InstantRestore: Single-Step Personalized Face Restoration with Shared-Image Attention
Howard Zhang, Yuval Alaluf, Sizhuo Ma, Achuta Kadambi, Jian Wang, Kfir Aberman
TL;DR
InstantRestore addresses the challenge of identity-preserving face restoration under severe degradation with a fast, single-pass approach. It leverages a shared-image attention mechanism that transfers identity information from a small set of reference images directly into a one-step diffusion-based generator, augmented by a landmark attention supervision loss.
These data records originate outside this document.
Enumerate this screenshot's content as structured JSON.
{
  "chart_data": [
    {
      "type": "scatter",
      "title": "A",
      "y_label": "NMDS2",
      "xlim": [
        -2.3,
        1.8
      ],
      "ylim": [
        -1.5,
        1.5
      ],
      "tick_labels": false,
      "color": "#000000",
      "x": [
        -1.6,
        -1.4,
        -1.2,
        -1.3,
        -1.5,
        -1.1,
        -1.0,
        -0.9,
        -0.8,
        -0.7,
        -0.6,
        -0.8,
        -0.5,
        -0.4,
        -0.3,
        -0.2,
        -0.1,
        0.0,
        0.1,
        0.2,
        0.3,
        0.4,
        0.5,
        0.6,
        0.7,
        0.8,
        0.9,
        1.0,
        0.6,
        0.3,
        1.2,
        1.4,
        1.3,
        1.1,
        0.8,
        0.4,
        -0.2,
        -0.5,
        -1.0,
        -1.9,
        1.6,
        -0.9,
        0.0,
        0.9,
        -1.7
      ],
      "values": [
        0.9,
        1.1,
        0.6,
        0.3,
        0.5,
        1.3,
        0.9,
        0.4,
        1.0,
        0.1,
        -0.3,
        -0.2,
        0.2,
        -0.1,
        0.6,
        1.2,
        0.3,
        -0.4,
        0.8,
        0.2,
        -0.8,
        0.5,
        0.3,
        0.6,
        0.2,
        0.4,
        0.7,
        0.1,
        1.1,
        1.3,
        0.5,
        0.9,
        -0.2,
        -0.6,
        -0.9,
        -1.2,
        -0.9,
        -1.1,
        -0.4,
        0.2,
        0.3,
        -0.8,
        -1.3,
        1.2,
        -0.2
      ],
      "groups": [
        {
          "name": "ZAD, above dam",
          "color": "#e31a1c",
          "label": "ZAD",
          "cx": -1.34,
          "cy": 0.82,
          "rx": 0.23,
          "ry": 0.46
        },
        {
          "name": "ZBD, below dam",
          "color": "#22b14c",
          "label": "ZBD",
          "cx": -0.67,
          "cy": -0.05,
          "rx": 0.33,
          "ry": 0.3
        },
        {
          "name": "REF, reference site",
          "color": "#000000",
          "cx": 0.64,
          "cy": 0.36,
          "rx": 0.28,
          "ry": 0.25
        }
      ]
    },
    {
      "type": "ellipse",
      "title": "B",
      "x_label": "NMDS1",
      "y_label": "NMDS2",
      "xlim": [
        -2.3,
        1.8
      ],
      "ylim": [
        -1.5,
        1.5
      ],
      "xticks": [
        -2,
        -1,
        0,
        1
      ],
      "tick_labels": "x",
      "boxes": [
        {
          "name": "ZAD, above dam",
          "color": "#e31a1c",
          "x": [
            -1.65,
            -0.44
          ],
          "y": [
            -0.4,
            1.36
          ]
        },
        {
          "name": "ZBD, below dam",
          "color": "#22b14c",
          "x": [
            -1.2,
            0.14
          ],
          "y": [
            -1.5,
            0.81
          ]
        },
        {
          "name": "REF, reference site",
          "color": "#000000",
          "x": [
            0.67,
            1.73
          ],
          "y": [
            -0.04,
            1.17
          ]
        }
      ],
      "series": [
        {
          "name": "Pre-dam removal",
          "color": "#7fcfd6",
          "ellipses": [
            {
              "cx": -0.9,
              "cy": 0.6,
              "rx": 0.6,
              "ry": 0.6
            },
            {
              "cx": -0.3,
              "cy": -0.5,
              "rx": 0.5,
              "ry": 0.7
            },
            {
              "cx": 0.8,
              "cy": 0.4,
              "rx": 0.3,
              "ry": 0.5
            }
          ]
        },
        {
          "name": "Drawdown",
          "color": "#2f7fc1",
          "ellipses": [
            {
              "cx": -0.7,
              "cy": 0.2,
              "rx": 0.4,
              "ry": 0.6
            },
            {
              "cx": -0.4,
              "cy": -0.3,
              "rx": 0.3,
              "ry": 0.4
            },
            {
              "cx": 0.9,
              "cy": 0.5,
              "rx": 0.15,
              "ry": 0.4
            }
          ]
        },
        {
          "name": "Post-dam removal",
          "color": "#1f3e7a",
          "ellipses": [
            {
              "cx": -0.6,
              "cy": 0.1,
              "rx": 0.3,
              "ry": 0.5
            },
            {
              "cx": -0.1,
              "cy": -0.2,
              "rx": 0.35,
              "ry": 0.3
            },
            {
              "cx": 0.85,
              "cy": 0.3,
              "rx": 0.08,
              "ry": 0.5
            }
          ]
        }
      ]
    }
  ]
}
The method employs AdaIN normalization and LoRA-adapted Stable Diffusion Turbo, trained with image-based losses, ArcFace identity guidance, and a DINO-v2 adversarial loss, achieving near real-time performance while preserving identity across unseen subjects. Experimental results show competitive image fidelity and significantly improved identity preservation, with scalable performance and robustness to real-world degradations, making it suitable for large-scale deployment.
Abstract
Face image restoration aims to enhance degraded facial images while addressing challenges such as diverse degradation types, real-time processing demands, and, most crucially, the preservation of identity-specific features. Existing methods often struggle with slow processing times and suboptimal restoration, especially under severe degradation, failing to accurately reconstruct finer-level identity details. To address these issues, we introduce InstantRestore, a novel framework that leverages a single-step image diffusion model and an attention-sharing mechanism for fast and personalized face restoration. Additionally, InstantRestore incorporates a novel landmark attention loss, aligning key facial landmarks to refine the attention maps, enhancing identity preservation. At inference time, given a degraded input and a small (~4) set of reference images, InstantRestore performs a single forward pass through the network to achieve near real-time performance. Unlike prior approaches that rely on full diffusion processes or per-identity model tuning, InstantRestore offers a scalable solution suitable for large-scale applications. Extensive experiments demonstrate that InstantRestore outperforms existing methods in quality and speed, making it an appealing choice for identity-preserving face restoration.